Spotify turns our emotions into data, and then profits off of them

Spotify uses emotional surveillance tactics to sell data, and brands are cashing in.

June 12, 2019

Spotify users all know the platform’s mood playlists. If you’re feeling good, go with “Happy Hits.” If you emerge from the wrong side of the bed, try “Mood Booster” to flip your frown. And of course, “Life Sucks” for those who read we’re all going to die in 2050.

But what you probably didn’t know is that Spotify compresses your emotions behind those playlists into data. And, as The Baffler reports, the music streaming giant has been selling your emo’ data to multinational corporations since 2016.

It’s called ‘emotional surveillance,’ and we’re feeling it

In 2014, Spotify acquired the “music intelligence” firm Echo Nest. Together the 2 companies went deep on the 1.5B user-generated playlists at Spotify’s disposal to better understand the way listening happens on its platform.

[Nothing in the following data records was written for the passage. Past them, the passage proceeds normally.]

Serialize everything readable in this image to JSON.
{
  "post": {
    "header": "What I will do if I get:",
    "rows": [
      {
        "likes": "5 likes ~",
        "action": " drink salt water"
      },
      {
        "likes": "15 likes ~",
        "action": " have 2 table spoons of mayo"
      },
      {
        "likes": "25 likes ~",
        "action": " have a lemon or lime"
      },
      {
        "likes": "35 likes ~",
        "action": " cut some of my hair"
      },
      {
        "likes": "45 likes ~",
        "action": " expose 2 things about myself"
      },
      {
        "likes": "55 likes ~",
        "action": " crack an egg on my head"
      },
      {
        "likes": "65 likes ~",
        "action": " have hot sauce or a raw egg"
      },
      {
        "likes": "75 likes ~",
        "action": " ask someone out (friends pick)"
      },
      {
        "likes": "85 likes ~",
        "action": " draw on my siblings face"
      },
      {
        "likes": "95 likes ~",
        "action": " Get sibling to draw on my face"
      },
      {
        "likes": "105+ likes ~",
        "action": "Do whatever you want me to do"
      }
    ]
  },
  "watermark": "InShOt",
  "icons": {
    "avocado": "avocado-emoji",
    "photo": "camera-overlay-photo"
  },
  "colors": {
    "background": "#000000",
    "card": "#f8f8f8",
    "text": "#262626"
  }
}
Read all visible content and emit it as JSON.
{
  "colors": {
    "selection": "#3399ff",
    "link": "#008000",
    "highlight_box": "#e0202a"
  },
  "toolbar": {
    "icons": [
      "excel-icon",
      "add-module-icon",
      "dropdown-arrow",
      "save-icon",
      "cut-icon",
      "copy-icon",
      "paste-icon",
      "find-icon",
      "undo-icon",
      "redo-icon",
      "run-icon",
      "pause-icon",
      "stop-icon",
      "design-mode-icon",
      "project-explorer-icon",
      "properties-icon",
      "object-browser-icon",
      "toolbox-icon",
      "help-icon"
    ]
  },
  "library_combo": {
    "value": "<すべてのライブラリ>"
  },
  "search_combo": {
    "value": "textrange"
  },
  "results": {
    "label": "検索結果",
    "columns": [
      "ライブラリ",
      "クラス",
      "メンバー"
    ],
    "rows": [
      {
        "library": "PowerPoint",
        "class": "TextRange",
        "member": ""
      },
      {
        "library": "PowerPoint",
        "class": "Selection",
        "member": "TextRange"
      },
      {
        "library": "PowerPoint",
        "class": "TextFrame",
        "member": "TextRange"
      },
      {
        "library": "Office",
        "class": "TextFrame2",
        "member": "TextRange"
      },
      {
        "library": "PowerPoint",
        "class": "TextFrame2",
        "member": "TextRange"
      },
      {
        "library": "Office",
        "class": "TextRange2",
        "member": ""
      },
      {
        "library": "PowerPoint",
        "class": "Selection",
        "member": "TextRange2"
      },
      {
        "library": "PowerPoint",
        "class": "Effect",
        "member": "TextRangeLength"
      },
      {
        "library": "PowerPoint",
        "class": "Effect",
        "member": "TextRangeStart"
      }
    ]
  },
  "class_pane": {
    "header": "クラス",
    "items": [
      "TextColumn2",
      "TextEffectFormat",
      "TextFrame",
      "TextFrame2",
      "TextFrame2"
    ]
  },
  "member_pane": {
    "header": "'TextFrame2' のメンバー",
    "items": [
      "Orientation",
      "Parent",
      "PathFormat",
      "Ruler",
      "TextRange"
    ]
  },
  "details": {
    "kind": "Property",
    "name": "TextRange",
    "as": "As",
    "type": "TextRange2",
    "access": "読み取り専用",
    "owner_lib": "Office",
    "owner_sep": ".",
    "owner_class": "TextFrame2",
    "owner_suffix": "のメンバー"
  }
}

Shocker: They found that listeners curate their playlists daily to moments and emotions going on in their present lives, and started selling corporations all the feeels.

4 years later, Spotify is a VIP to brands and advertisers

Very Important Platform that is… And the biggest asset to Spotify’s emotional surveillance is today’s culture. 

In other words, Spotify’s mood collector in sheep’s clothing has become the antidote for brands struggling to reach skeptical millennials through negative social media and news platforms.